Hailee Steinfeld credited as playing...
Juliet
- Romeo: If I profane with my unworthiest hand, This holy shrine: my lips, two blushing pilgrims, ready stand, to smooth that rough touch with a tender kiss.
- Juliet: Good pilgrim, you do wrong your hand too much. Which mannerly devotion shows in this, for saints have hands do touch. Palm to palm is holy palmers' kiss.
- Romeo: Have not saints lips and holy palmers too?
- Juliet: Ay, pilgrim, lips that they must use in prayer.
- Romeo: O, then, dear saint, let lips do what hands do. They pray, grant thou, lest faith turn to despair.
- Juliet: But, Saints do not move their palms for prayers' sake.
- Romeo: Then move not. While my prayer's effect I take.
- [kiss]
- Romeo: Thus from my lips, by yours, my sin is purged.
- Juliet: Then have my lips the sin that they have took.
- Romeo: Sin from thy lips? O trespass sweetly urged! Give me my sin again.
- [kiss]
- Juliet: 'Tis but thy name that is my enemy; You'd be yourself, if you were not called Montague. What's in a name? That which we call a rose by any other name would smell as sweet. So Romeo would.
- Juliet: Come, gentle night, come, loving, black-brow'd night, Give me my Romeo. And, when he shall die, take him and cut him out in little stars. He will make the face of heaven so fine - that all the world will be in love with night and pay no worship to the garish sun.

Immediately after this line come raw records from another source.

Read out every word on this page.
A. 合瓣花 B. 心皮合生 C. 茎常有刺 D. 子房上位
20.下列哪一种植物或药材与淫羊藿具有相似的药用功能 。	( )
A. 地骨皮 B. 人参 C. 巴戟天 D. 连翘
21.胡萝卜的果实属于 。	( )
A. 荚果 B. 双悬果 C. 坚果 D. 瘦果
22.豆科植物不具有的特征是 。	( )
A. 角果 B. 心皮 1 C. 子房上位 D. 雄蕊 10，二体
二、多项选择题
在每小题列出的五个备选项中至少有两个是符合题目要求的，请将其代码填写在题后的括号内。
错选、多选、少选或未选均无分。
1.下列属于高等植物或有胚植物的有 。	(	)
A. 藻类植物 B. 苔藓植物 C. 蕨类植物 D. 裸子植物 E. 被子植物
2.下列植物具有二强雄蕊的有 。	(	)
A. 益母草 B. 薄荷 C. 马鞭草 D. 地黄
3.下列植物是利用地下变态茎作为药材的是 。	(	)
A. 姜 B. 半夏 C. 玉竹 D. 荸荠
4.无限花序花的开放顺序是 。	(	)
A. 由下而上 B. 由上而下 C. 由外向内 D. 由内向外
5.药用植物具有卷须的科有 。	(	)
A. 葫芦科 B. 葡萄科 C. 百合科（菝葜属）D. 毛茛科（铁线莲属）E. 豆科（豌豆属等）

- Juliet: What is it, mother?
- Lady Capulet: Juliet, you are a woman now.
- Nurse: Not a woman.
- Lady Capulet: Oh, she's nearly a woman.
- Nurse: Nearly, but, not yet.
- Romeo: Lady, by yonder moon, I swear, that tips with silver all the fruit-tree tops...
- Juliet: O, swear not by the moon, the inconstant moon, that monthly changes in his circled orb, Lest that your love prove likewise variable.
- Romeo: What shall I swear by?
- Juliet: Do not swear at all. Listen hard, are we too rash, too unadvised, too quick?
- Romeo: No. For this bud of love, by summer's breath, will prove a beauteous flower when next we meet. I promise.
- Nurse: I'm so weary. Let me rest awhile. O, my bones ache! After the day I had!
- Juliet: I would exchange my bones for all your news. Please, speak, I pray you! Dear sweet Nurse, do tell!
- Nurse: What's the rush? A minutes patience, please! Can you not see I'm out of breath?
- Juliet: How are you out of breath, when you have breath to say to me that you are out of breath?
- Juliet: Must you be gone? It's not really the dawn. You heard the nightingale and not a lark, I promise. She sings each night sitting in yonder tree. Believe me, love, it was the nightingale.
- Romeo: It was the lark, the herald of the morn. No nightingale. Look, love, what envious streaks do lace the severing clouds in yonder east. Night's candles are burnt out and jocund day stands tiptoe on the misty mountain tops. I must be gone and live, or stay and die.
- Juliet: I do not think the light is daylight yet.
- [they kiss]
- Romeo: I am content, if you would have it so. I have more heart to stay, than will to go. Come, death, and welcome! Juliet wills it so. I will lie with you and say it is not day.
- Juliet: [hears birds chirping] It is, it is! Go, now. Be gone, away! It is the lark that sings so out of tune, of horrid discords and unpleasant sharps. O, hurry now! More light and light it grows.
- Romeo: More light and light; more dark and dark our woes!
- Lady Capulet: Can you love the man?
- Juliet: I hardly know him.
- Lady Capulet: Then learn to know him at the feast tonight. Seek how you feel. Study his eyes and read the message there. See - if you can be happy with him.
- Juliet: I have forgotten why I called you back.
- Romeo: Let me stand here till you remember it.
- Juliet: I shall forget, to have thee still stand - remembering how I love thy company.
- Romeo: And I'll still stay, to have thee still forget, forgetting any other home but this.
- Juliet: Good night, good night! Parting is such sweet sorrow - that is to say good night till it be morrow.
- Romeo: Sleep dwell upon thine eyes, peace in thy breast!
- Juliet: [to her mother, re arranged marriage] What is the rush? I pray you, tell my Lord, I will not marry yet. And when I do, I swear it will be Romeo whom I hate, rather than Paris whom I despise!